19 Temmuz’da Cumhurbaşkanı Tayyip Erdoğan’ın belirlediği yeni Bakanlar Kurulu’nda bir Kürt ismin olmaması ve yine Erdoğan’ın teşkilatlarda “yenilenme” mesajının ardından bölgeden istifaların gelmesi, AK Parti’nin MHP ile kurduğu ittifakın ardından bölgede politika değişikliğine gittiği yorumlarına neden olmuştu.
Birgün Gazetesi’ne verdiği demecinde AK Parti’nin Kürtlere yönelik yeni bir politikaya girişmediğini söyleyen Ensarioğlu, yeni Bakanlar Kurulu için, “Bakanlık bir tercih meselesidir. Cumhurbaşkanı ve Başbakan, birlikte çalışacağı ekibi belirler. Hükümet meselesi bu açıdan başka bir şey. Doğu’yu ve Güneydoğu’yu yok sayan bir siyaset izlememiz mümkün değil. Bu hiçbir partide olmaması gereken bir anlayıştır. Eğer Kürtleri yok sayarsanız MHP’nin ve CHP’nin olduğu gibi bölgede birer tabela partisine dönüşürsünüz. Sadece tabelaları var, kendileri yok” dedi.

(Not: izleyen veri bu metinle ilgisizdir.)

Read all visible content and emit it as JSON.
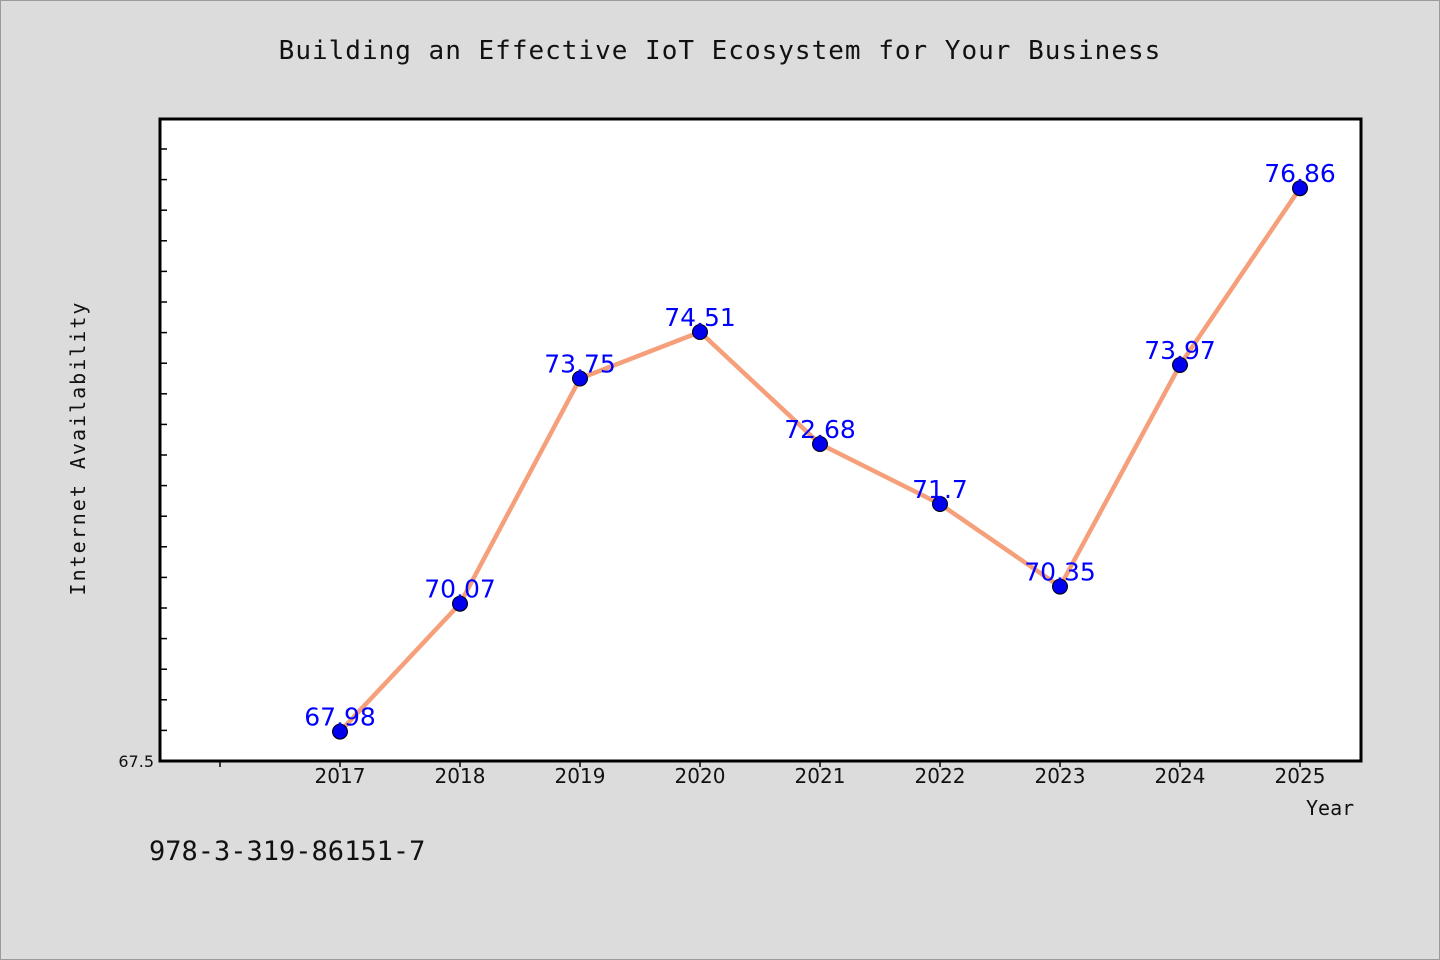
{
  "page": {
    "footer_text": "978-3-319-86151-7"
  },
  "chart_data": {
    "type": "line",
    "title": "Building an Effective IoT Ecosystem for Your Business",
    "xlabel": "Year",
    "ylabel": "Internet Availability",
    "categories": [
      "2017",
      "2018",
      "2019",
      "2020",
      "2021",
      "2022",
      "2023",
      "2024",
      "2025"
    ],
    "series": [
      {
        "values": [
          67.98,
          70.07,
          73.75,
          74.51,
          72.68,
          71.7,
          70.35,
          73.97,
          76.86
        ],
        "line_color": "#f5a07a",
        "marker_color": "#0000ee",
        "label_color": "#0000ff"
      }
    ],
    "ylim": [
      67.5,
      78.0
    ],
    "y_tick_labels": [
      "67.5"
    ],
    "grid": false,
    "legend": "none",
    "data_labels": true
  }
}
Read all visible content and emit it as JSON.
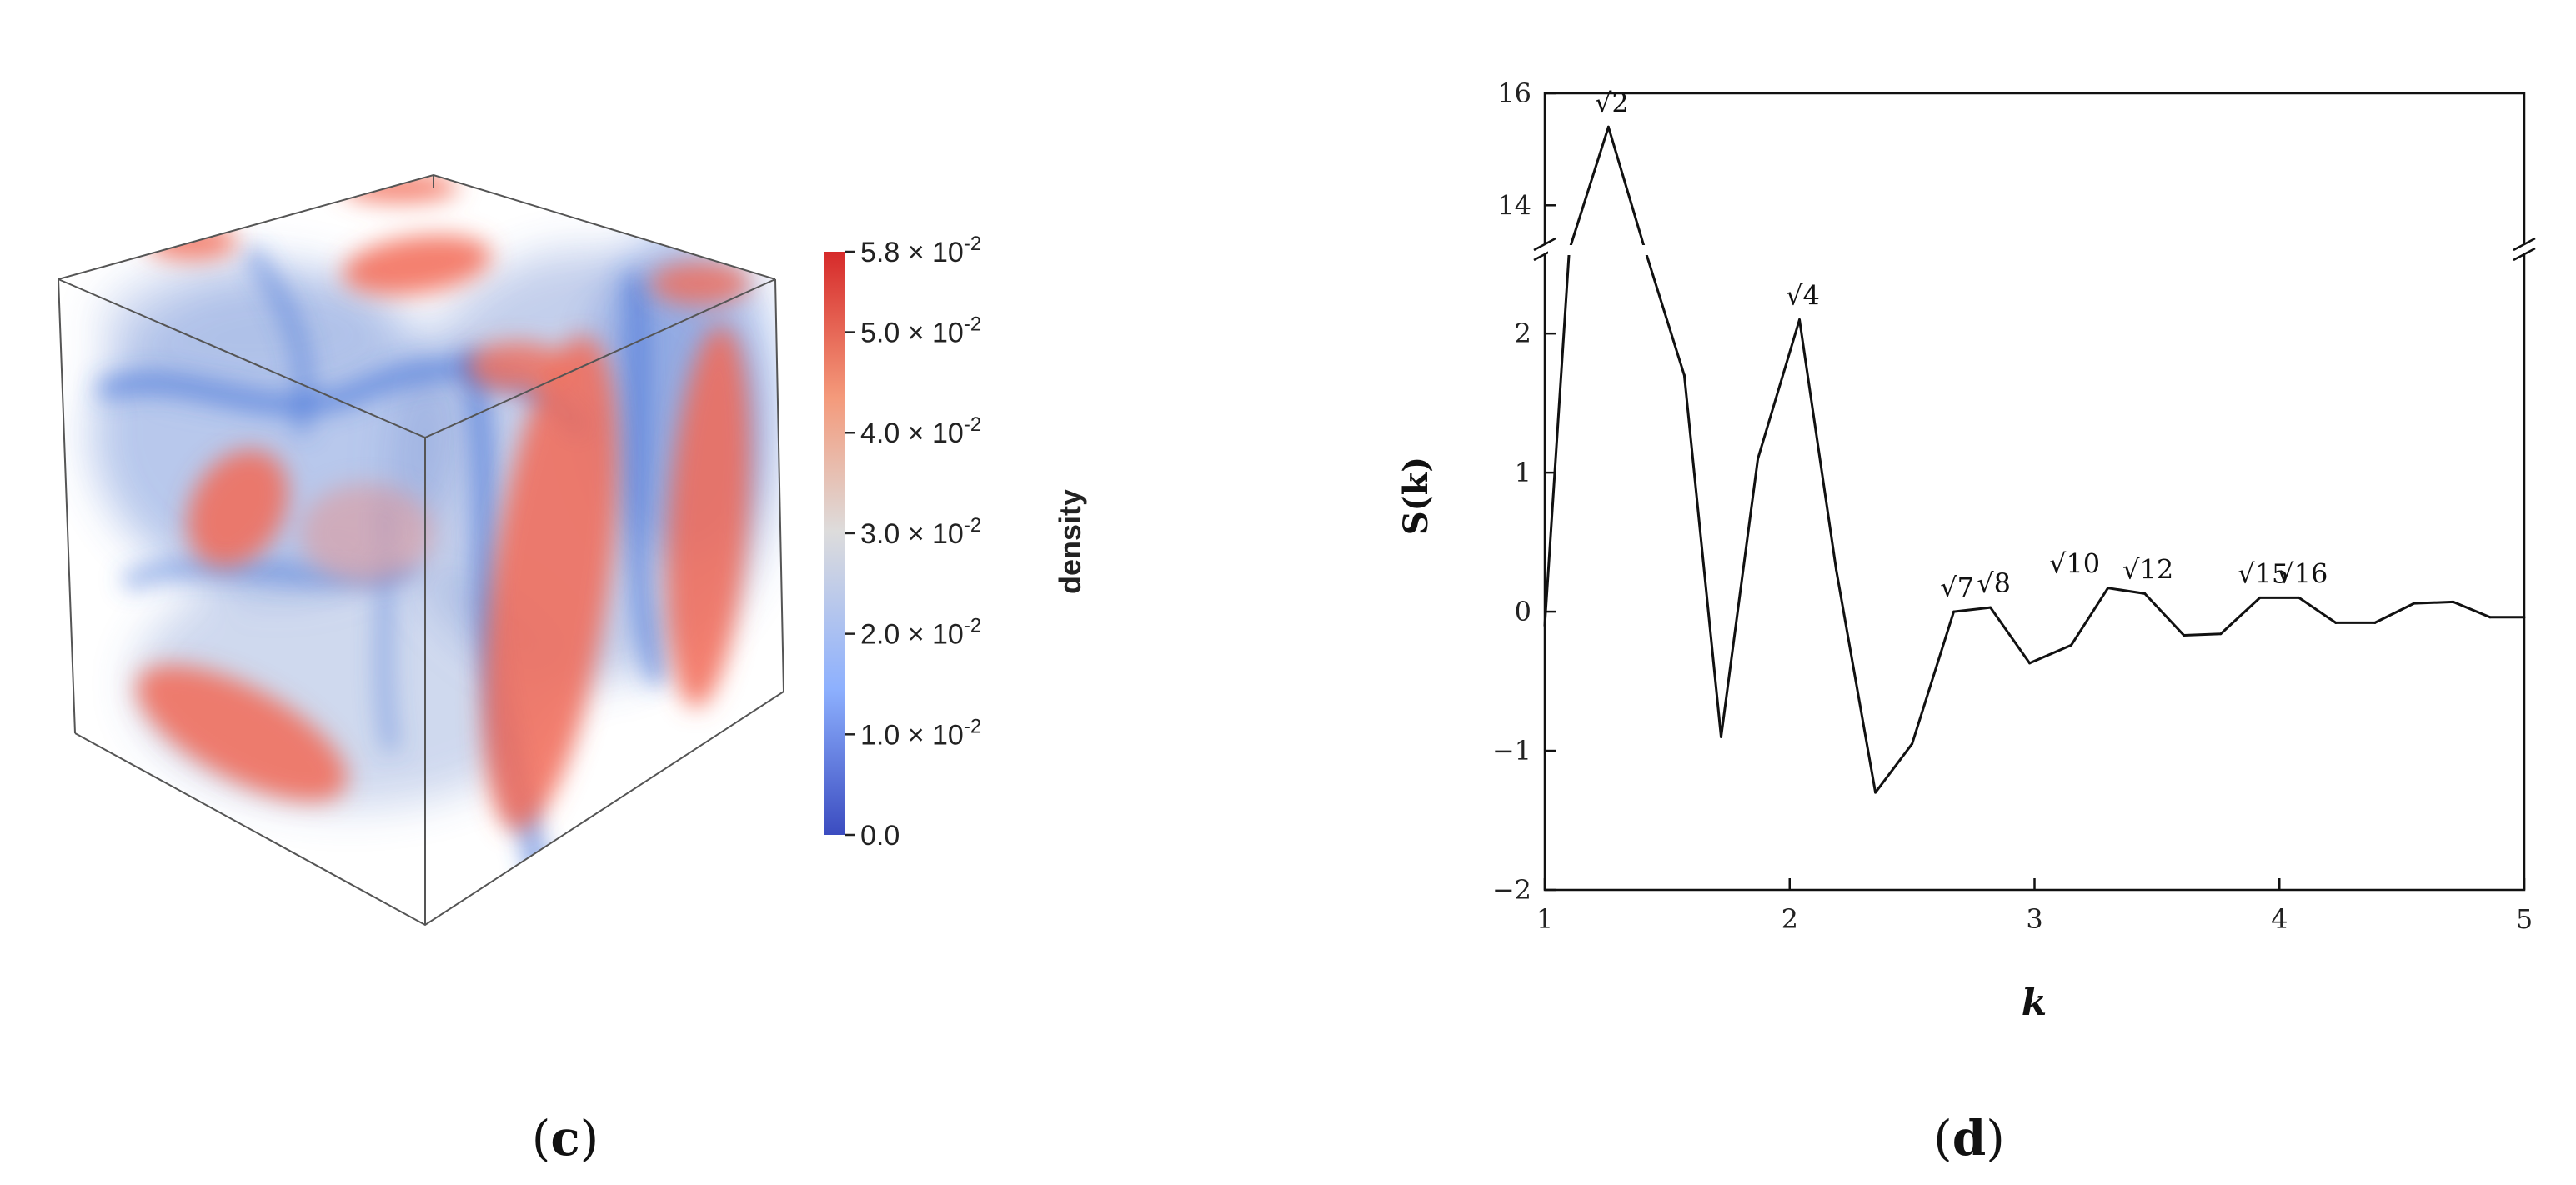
{
  "panels": {
    "c": {
      "label_open": "(",
      "label_letter": "c",
      "label_close": ")"
    },
    "d": {
      "label_open": "(",
      "label_letter": "d",
      "label_close": ")"
    }
  },
  "colorbar": {
    "title": "density",
    "ticks": [
      {
        "value": 0.058,
        "label": "5.8 × 10",
        "exp": "-2"
      },
      {
        "value": 0.05,
        "label": "5.0 × 10",
        "exp": "-2"
      },
      {
        "value": 0.04,
        "label": "4.0 × 10",
        "exp": "-2"
      },
      {
        "value": 0.03,
        "label": "3.0 × 10",
        "exp": "-2"
      },
      {
        "value": 0.02,
        "label": "2.0 × 10",
        "exp": "-2"
      },
      {
        "value": 0.01,
        "label": "1.0 × 10",
        "exp": "-2"
      },
      {
        "value": 0.0,
        "label": "0.0",
        "exp": ""
      }
    ],
    "colors": [
      "#3b4cc0",
      "#8db0fe",
      "#dddcdc",
      "#f49a7b",
      "#d62a2a"
    ]
  },
  "volume_colors": {
    "high": "#f26a55",
    "mid": "#c9a7b8",
    "low": "#5d84d9"
  },
  "chart_data": {
    "type": "line",
    "xlabel": "k",
    "ylabel": "S(k)",
    "xlim": [
      1,
      5
    ],
    "ylim_lower": [
      -2,
      2.6
    ],
    "ylim_upper": [
      13.2,
      16
    ],
    "x_ticks": [
      1,
      2,
      3,
      4,
      5
    ],
    "y_ticks_lower": [
      -2,
      -1,
      0,
      1,
      2
    ],
    "y_ticks_upper": [
      14,
      16
    ],
    "axis_break_y": 2.6,
    "series": [
      {
        "x": [
          1.0,
          1.1,
          1.26,
          1.41,
          1.57,
          1.72,
          1.87,
          2.04,
          2.19,
          2.35,
          2.5,
          2.67,
          2.82,
          2.98,
          3.15,
          3.3,
          3.45,
          3.61,
          3.76,
          3.92,
          4.08,
          4.23,
          4.39,
          4.55,
          4.71,
          4.86,
          5.0
        ],
        "y": [
          -0.1,
          2.6,
          15.4,
          2.6,
          1.7,
          -0.9,
          1.1,
          2.1,
          0.3,
          -1.3,
          -0.95,
          0.0,
          0.03,
          -0.37,
          -0.24,
          0.17,
          0.13,
          -0.17,
          -0.16,
          0.1,
          0.1,
          -0.08,
          -0.08,
          0.06,
          0.07,
          -0.04,
          -0.04
        ]
      }
    ],
    "annotations": [
      {
        "text": "√2",
        "x": 1.26,
        "y": 15.4
      },
      {
        "text": "√4",
        "x": 2.04,
        "y": 2.1
      },
      {
        "text": "√7",
        "x": 2.67,
        "y": 0.0
      },
      {
        "text": "√8",
        "x": 2.82,
        "y": 0.03
      },
      {
        "text": "√10",
        "x": 3.15,
        "y": 0.17
      },
      {
        "text": "√12",
        "x": 3.45,
        "y": 0.13
      },
      {
        "text": "√15",
        "x": 3.92,
        "y": 0.1
      },
      {
        "text": "√16",
        "x": 4.08,
        "y": 0.1
      }
    ]
  }
}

AK Parti’nin MHP ile kurduğu ittifakın yalnızca referandum ile sınırlı olduğunu ve devamının gelmeyeceğini savunan Ensarioğlu, “Zamanında Refah Partisi, MHP ile ittifak kurduğunda çok fazla oy kaybı yaşadı. Bizim kurduğumuz ittifak da referanduma yönelik bir ittifaktı. Bu ittifak zihinsel ve siyasi bir birliktelik anlamına gelmez. AK Parti ve MHP iki ayrı partidir ve birbirinin rakibidir” dedi.
Referandumda MHP ile kurulan ittifakın bölgede negatif bir etki oluşturmadığını söyleyen Ensarioğlu, bu ittifakın en büyük sorumlusunun HDP olduğunu söyledi. HDP’nin AK Partiyi 2010 referandumunda, 7 Haziran sonrasındaki hükümet kurma çabalarında ve başkanlık sistemini içeren Anayasa değişikliği referandumunda desteklemediğine vurgu yapan Ensarioğlu, “Destek vermediğiniz zaman başkasının verdiği desteği sorgulama hakkınız da olmaz. Burada HDP’nin günahı da aranmalı. HDP’nin 7 Haziran sonrası ve referandumdaki tavrı nedeni ile partimizin MHP ile ittifakı Kürtler tarafından makul karşılandı” ifadelerini kullandı.
AK Partinin kurulduğu günden bu güne Kürtleri yok sayan bir anlayışta olmadığını söyleyen Ensarioğlu, “Partimiz referandumda Güneydoğu’da oylarının tamamını artırmıştır. Oyunu artırmadığı tek bir Güneydoğu vilayeti yoktur. Batıda da özellikle Güneydoğulu vatandaşların yaşadığı semtlerde oy artışları yaşandı. Diğer yerlerde ise oylar düştü. Güneydoğu’ya ve Kürtlere negatif bir bakış açısı, bu nedenlerle yoktur ve kabul edilemez” diye konuştu.